TOTP Key is shorter than RFC 4226 recommended minimum

mongoose **Observed Behavior:** When creating a TOTP secret a 16 character base32 encoded string is presented to the user. **Expected Behavior:** I would expect a 32 character base32 secret to be presented. The RFC recommends 160 bits of entropy, which is 32 character x 5 bits per character in a base32 string.
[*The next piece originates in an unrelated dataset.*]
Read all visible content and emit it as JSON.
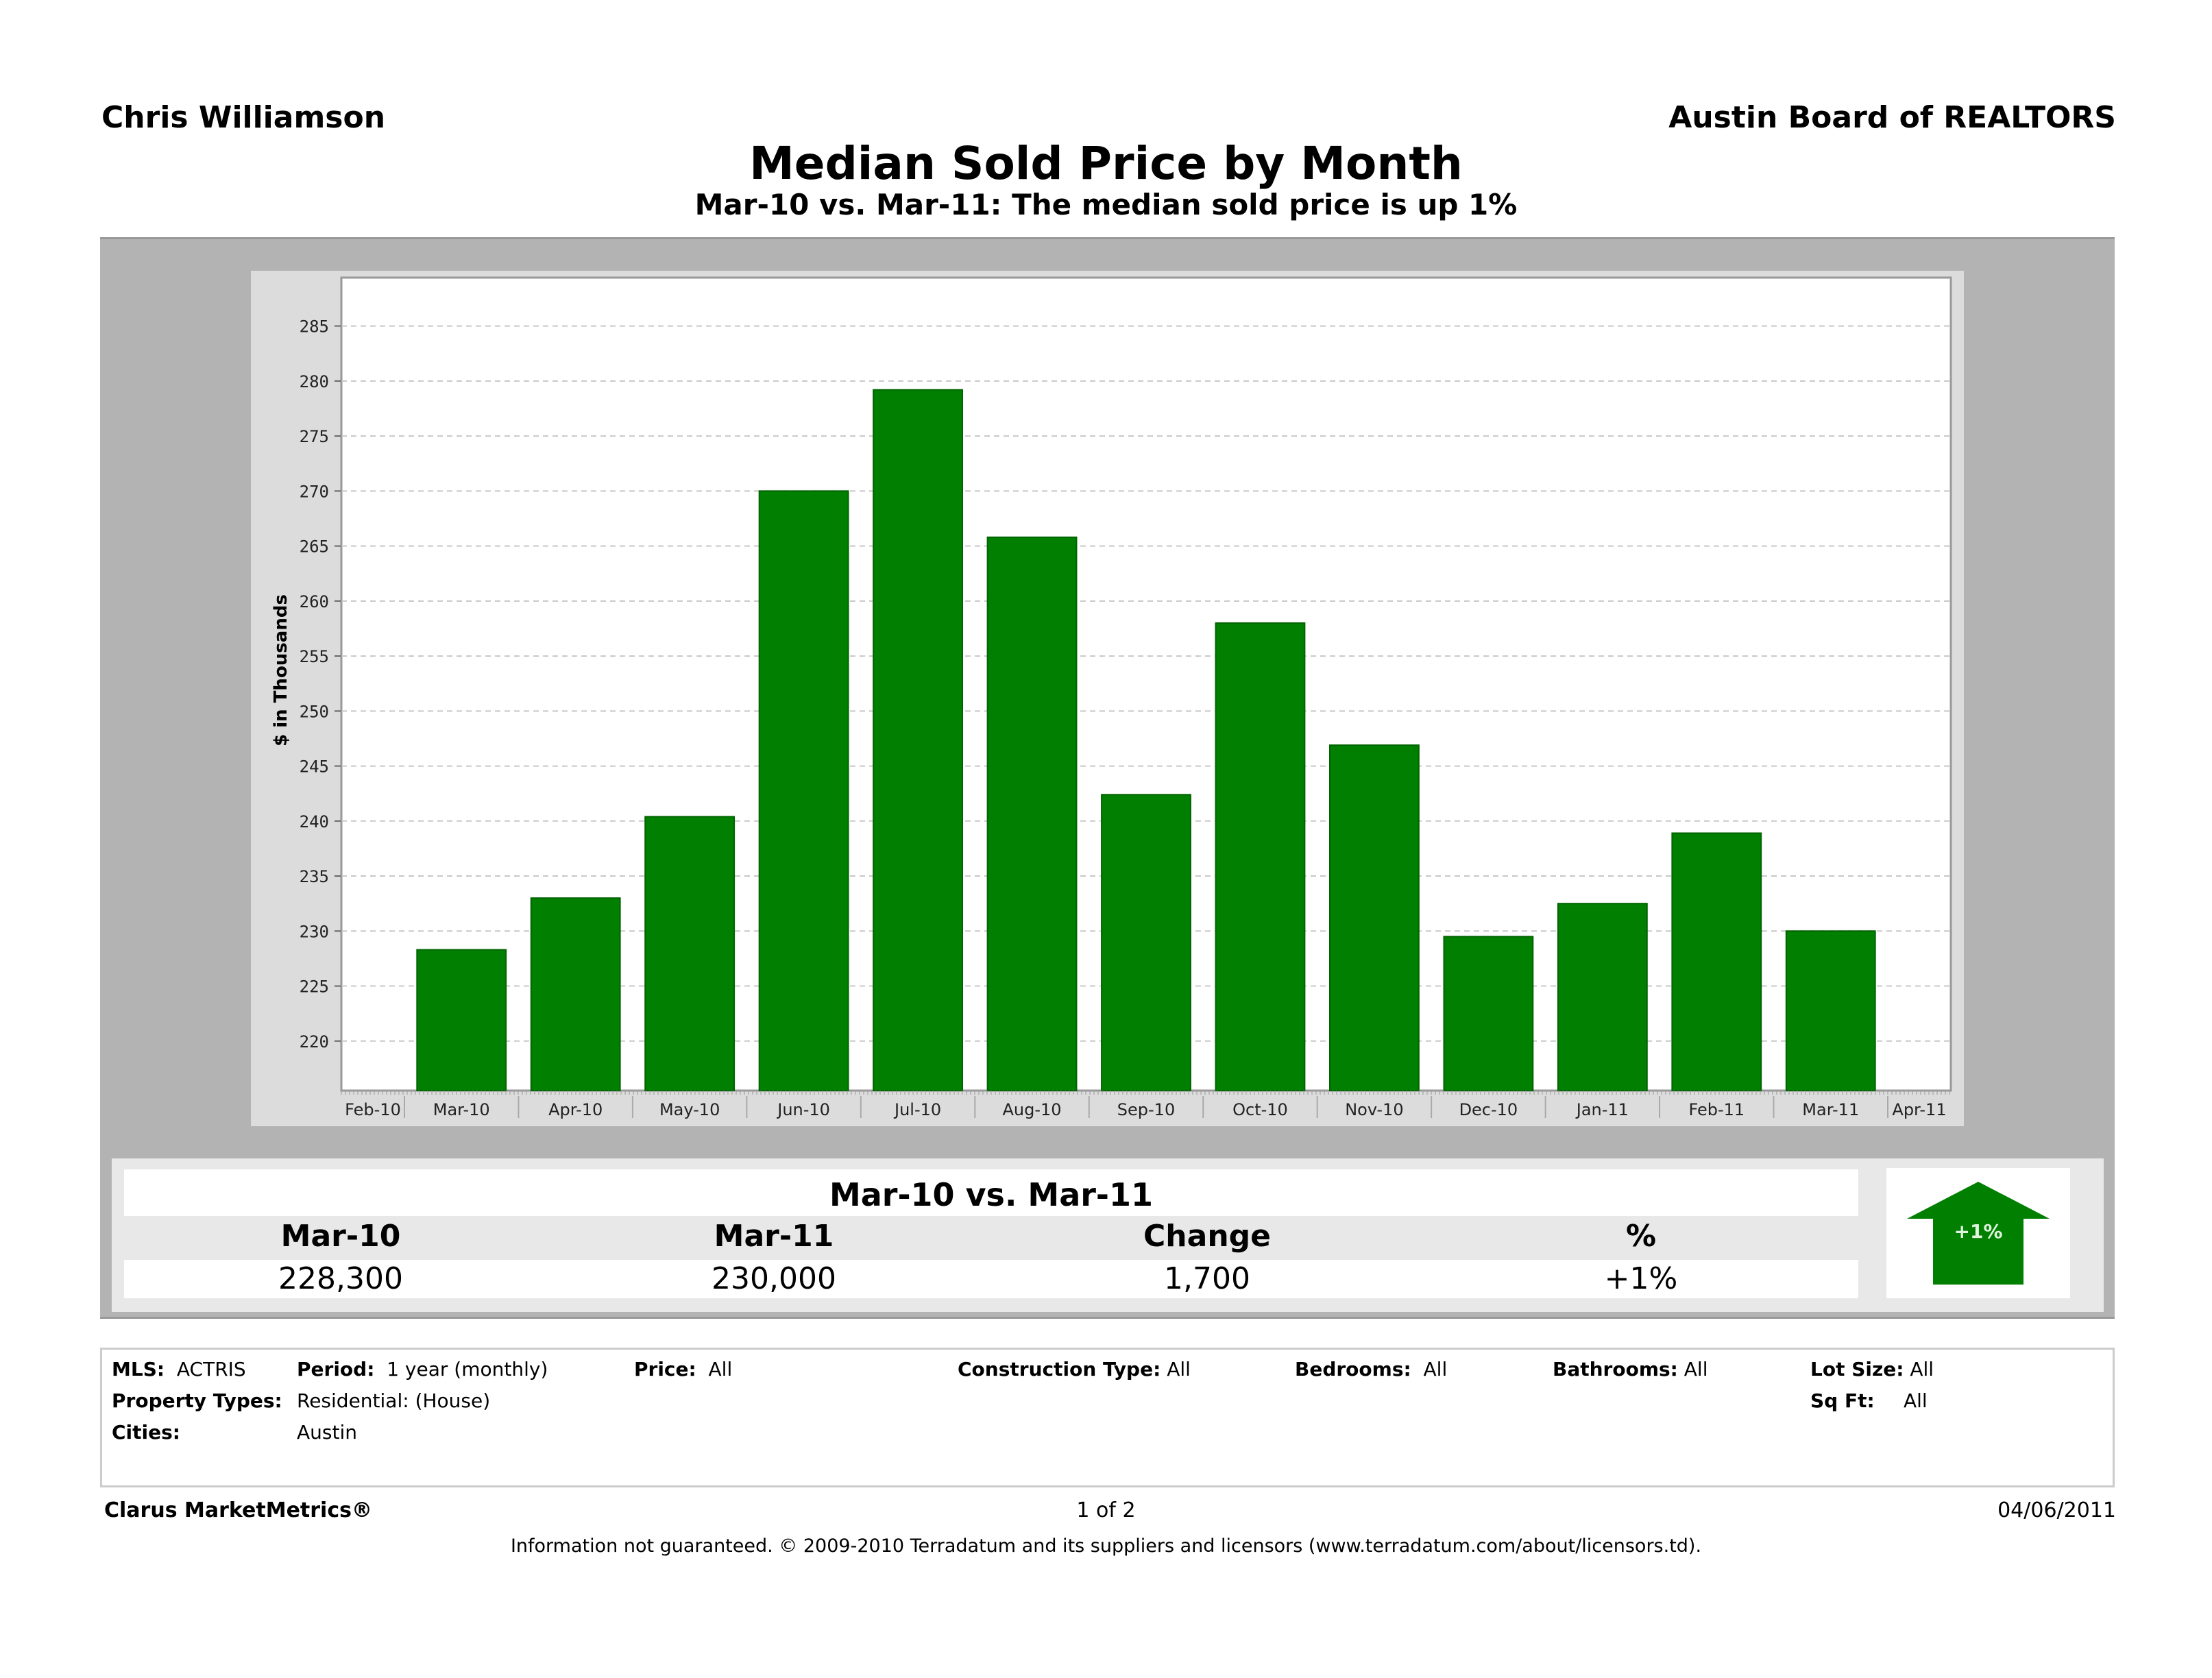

RFC 4226 Section 4 Requirement 6 - 128 bit minimum, 160 recommended. **Phabricator Version:** phabricator 24a061f844958cc22d6f4874535b57574a6c13c3 (Fri, Nov 2) arcanist 83661809e532c3fe444a8bf7c7d6936e6377691b (Fri, Oct 26) phutil cf96fd681e7d35ad21c7aaaa0bd1869124e377ef (Thu, Nov 1) diff 3.6 at /usr/bin/diff git 2.19.1 at /usr/bin/git hg Not Available pygmentize 2.2.0 at /usr/local/bin/pygmentize svn Not Available **Reproduction Steps:** Request a second factor for a user authenticated with username and password, count the characters presented. It should be 32 not 16. Problematic code is src/applications/auth/factor/PhabricatorTOTPAuthFactor.php: return strtoupper(Filesystem::readRandomCharacters(16)); readRandomCharacters from phutils returns a random string using base32 characters. ## Impact I have rated this a no impact, however I am not a cryptographer, and it is a clear violation of a cryptographic minimum key length requirement in a published RFC. Quantum supremacy may also be relevant here.